There’s no magic formula, if that’s what you mean. There are a lot of quality books that come to us that we don’t publish for whatever reason, but there’re also a lot of quality books that come to us that we do. Maybe it’s a story I like, or that Mimi likes, or creators we want to work with, or good folks we think we can give a leg up in the same way pros helped me in the early days. Timing is everything. I dunno; there are a million factors. Actually, I usually just make a joke when I’m asked this question in interviews because the answer is always different, and it all changes tomorrow, anyway.
Q: Rumor has it that AIT/Planet Lar has been trying to get more movie interest in their books. Any luck in that area?
With THE COURIERS shooting this spring, and Disney picking up MONSTER ATTACK NETWORK, and LAW AND ORDER’s Dick Wolf working on JOHNNY DYNAMITE, and all of our other books in development with Kickstart, other-media exploitation is certainly a part of the scene now.

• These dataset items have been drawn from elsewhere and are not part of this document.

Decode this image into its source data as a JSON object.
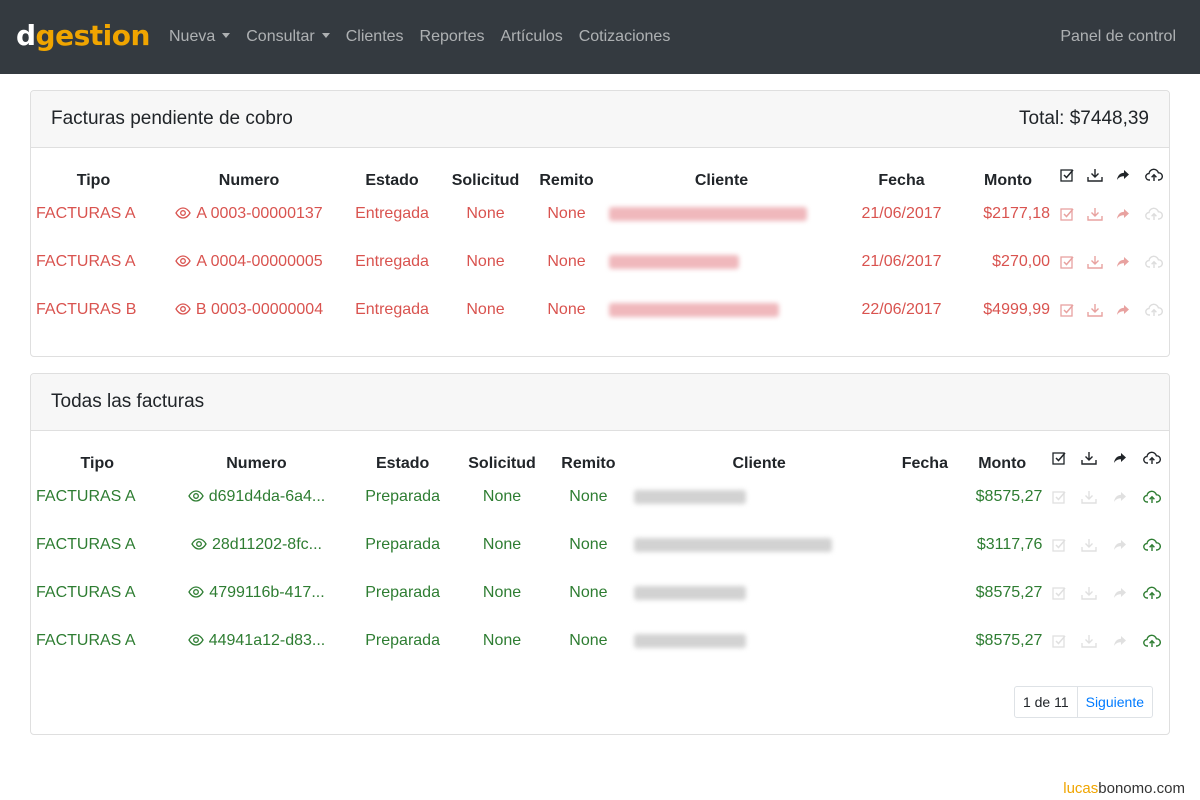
{
  "navbar": {
    "brand_d": "d",
    "brand_rest": "gestion",
    "items": [
      {
        "label": "Nueva",
        "dropdown": true
      },
      {
        "label": "Consultar",
        "dropdown": true
      },
      {
        "label": "Clientes",
        "dropdown": false
      },
      {
        "label": "Reportes",
        "dropdown": false
      },
      {
        "label": "Artículos",
        "dropdown": false
      },
      {
        "label": "Cotizaciones",
        "dropdown": false
      }
    ],
    "right_label": "Panel de control"
  },
  "pending": {
    "title": "Facturas pendiente de cobro",
    "total": "Total: $7448,39",
    "columns": [
      "Tipo",
      "Numero",
      "Estado",
      "Solicitud",
      "Remito",
      "Cliente",
      "Fecha",
      "Monto"
    ],
    "rows": [
      {
        "tipo": "FACTURAS A",
        "numero": "A 0003-00000137",
        "estado": "Entregada",
        "solicitud": "None",
        "remito": "None",
        "fecha": "21/06/2017",
        "monto": "$2177,18"
      },
      {
        "tipo": "FACTURAS A",
        "numero": "A 0004-00000005",
        "estado": "Entregada",
        "solicitud": "None",
        "remito": "None",
        "fecha": "21/06/2017",
        "monto": "$270,00"
      },
      {
        "tipo": "FACTURAS B",
        "numero": "B 0003-00000004",
        "estado": "Entregada",
        "solicitud": "None",
        "remito": "None",
        "fecha": "22/06/2017",
        "monto": "$4999,99"
      }
    ]
  },
  "all": {
    "title": "Todas las facturas",
    "columns": [
      "Tipo",
      "Numero",
      "Estado",
      "Solicitud",
      "Remito",
      "Cliente",
      "Fecha",
      "Monto"
    ],
    "rows": [
      {
        "tipo": "FACTURAS A",
        "numero": "d691d4da-6a4...",
        "estado": "Preparada",
        "solicitud": "None",
        "remito": "None",
        "fecha": "",
        "monto": "$8575,27"
      },
      {
        "tipo": "FACTURAS A",
        "numero": "28d11202-8fc...",
        "estado": "Preparada",
        "solicitud": "None",
        "remito": "None",
        "fecha": "",
        "monto": "$3117,76"
      },
      {
        "tipo": "FACTURAS A",
        "numero": "4799116b-417...",
        "estado": "Preparada",
        "solicitud": "None",
        "remito": "None",
        "fecha": "",
        "monto": "$8575,27"
      },
      {
        "tipo": "FACTURAS A",
        "numero": "44941a12-d83...",
        "estado": "Preparada",
        "solicitud": "None",
        "remito": "None",
        "fecha": "",
        "monto": "$8575,27"
      }
    ],
    "pagination": {
      "current": "1 de 11",
      "next": "Siguiente"
    }
  },
  "footer": {
    "part1": "lucas",
    "part2": "bonomo.com"
  },
  "colors": {
    "navbar": "#343a40",
    "brand_accent": "#f0a500",
    "pending_text": "#d9534f",
    "prepared_text": "#2e7d32",
    "link": "#007bff"
  },
  "icons": [
    "eye-icon",
    "check-square-icon",
    "download-icon",
    "share-icon",
    "cloud-upload-icon",
    "chevron-down-icon"
  ]
}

But it always has been for us, so it’s not exactly a secret; the astronauts have been optioned three times in ten years. Probably one out of every five of our books is in some level of option or development or production; we just like to stay under the radar about this stuff until you can set the TiVo or go by a ticket, because there’s so much that can go wrong with a project.
I’m sure you can think of a million creators who announce some handshake deal for a multi-million dollar extravaganza based on their comic of which nothing is ever heard about again. Me, I think that’s just silly. I mean, I think it’s cool Harrison Ford flipped through LAST OF THE INDEPENDENTS with an eye towards working with Richard Donner on it because it was presented landscape and he thought that they were really elaborate storyboards, but you’d never see me writing a press release about it, because what does that mean? Nothing. Now if that movie got made, well, then, sure; I’d crow to the rooftops. But otherwise I just think talking about options is counting chickens before they’ve hatched.
Q: What does the company have planned for 2009?
I’m looking forward to putting out Dennis Hopeless and Kevin Mellon’s CUPID book, and working with Tony Lee on his two books: DODGE AND TWIST with Paul Peart-Smith on art and JOURNAL with Bevis Musson. And of course I have a couple books on tap as well which will probably end up scheduled for the fall and winter.